A total of 7250 healthy adults aged 18 to 45 were randomized to receive Vero-cell–derived vaccine (formulated to contain 15 µg of hemagglutinin antigen from each of the three virus strains for the 2008–2009 influenza season) or buffered saline in early December 2008. Beginning 18 to 24 days after vaccination, participants with influenza-like illness had nasopharyngeal swab specimens taken ≤48 hours after symptom onset. Follow-up continued through May 15, 2009.
Of 104 specimens that tested positive for influenza virus, 73 were isolated in cell culture and matched the vaccine antigens. The protective efficacy against antigenically matched strains was 79% overall (79% for A/H1N1, 50% for A/H1N2, 100% for influenza B). As seen with egg-based vaccines, a hemagglutinin titer ≥1:15 correlated with immunity.
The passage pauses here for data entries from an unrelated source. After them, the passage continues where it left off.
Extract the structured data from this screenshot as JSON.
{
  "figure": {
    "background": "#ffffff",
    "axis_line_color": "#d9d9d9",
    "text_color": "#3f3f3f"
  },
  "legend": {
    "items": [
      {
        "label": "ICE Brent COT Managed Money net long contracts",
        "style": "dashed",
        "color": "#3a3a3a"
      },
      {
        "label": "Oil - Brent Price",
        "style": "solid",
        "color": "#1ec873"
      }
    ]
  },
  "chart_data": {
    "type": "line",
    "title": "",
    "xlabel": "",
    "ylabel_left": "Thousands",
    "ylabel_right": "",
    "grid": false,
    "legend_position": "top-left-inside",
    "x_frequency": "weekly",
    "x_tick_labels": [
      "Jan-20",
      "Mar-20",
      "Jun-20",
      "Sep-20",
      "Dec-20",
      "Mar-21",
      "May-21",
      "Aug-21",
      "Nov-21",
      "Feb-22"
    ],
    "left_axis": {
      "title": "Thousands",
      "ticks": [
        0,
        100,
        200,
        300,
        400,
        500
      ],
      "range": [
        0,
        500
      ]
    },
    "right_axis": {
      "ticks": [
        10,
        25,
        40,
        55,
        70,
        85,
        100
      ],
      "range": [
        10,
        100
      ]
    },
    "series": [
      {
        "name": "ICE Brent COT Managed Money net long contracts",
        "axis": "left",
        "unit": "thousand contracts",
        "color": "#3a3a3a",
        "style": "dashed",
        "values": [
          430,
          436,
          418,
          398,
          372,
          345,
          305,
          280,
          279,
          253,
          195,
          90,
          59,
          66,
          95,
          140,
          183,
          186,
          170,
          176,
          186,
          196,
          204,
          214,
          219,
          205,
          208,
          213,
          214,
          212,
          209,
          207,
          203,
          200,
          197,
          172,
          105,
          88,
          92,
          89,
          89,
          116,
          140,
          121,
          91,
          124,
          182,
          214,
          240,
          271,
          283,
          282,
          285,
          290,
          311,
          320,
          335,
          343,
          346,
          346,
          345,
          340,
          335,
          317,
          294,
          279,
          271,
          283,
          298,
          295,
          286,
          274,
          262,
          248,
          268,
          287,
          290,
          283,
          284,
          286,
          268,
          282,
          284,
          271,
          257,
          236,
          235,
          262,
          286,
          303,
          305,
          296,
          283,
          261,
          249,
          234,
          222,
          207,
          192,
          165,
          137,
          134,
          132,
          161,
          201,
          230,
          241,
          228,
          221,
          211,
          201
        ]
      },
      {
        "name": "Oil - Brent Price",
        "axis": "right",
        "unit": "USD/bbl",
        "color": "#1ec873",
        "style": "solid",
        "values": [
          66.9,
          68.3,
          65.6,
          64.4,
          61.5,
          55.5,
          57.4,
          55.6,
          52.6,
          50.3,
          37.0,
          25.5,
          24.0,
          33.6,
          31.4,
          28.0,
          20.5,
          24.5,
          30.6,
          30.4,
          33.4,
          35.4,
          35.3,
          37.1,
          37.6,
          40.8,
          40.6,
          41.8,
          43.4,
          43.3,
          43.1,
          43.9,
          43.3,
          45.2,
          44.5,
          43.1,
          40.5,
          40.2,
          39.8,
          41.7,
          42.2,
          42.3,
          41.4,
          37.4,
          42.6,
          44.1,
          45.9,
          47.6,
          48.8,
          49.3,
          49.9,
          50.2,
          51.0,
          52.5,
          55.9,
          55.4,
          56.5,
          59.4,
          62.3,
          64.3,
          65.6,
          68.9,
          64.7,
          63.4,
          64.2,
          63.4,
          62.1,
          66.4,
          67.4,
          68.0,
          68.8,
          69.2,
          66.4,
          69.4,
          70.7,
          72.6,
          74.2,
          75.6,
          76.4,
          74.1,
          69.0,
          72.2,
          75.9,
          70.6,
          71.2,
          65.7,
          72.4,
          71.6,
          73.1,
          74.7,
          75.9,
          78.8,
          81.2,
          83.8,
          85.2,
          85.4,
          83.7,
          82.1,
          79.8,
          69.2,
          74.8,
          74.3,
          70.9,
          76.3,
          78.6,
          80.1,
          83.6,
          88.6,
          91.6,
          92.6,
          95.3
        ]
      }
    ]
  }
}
The number of severe adverse events was similar between the vaccine and placebo groups.
Barrett PN et al. Efficacy, safety, and immunogenicity of a Vero-cell-culture-derived trivalent influenza vaccine: A multicentre, double-blind, randomised, placebo-controlled trial. Lancet 2011 Feb 16; [e-pub ahead of print]. (http://dx.doi.org/10.1016/S0140-6736(10)62228-3)
Glezen WP. Cell-culture-derived influenza vaccine production. Lancet 2011 Feb 16; [e-pub ahead of print]. (http://dx.doi.org/10.1016/S0140-6736(11)60174-8)
Comment
New approaches to influenza vaccine production are long overdue. In addition to more-rapid production, cell-culture–derived vaccines offer several advantages, including avoidance of microbial contamination and absence of egg proteins. Some influenza viruses grow poorly in eggs, resulting in low yield, and some are lethal to chick embryos. Finally, cell-culture vaccines preserve hemagglutinin, which may be altered when human influenza viruses are grown in chick embryos, and viruses grown in mammalian cells may induce a broader immune response. Although the study assessed Vero-cell–based technology, an editorialist suggests consideration of other tissue-culture lines. This trial shows that cell-culture–derived vaccines can be safe and efficacious and shows one way forward.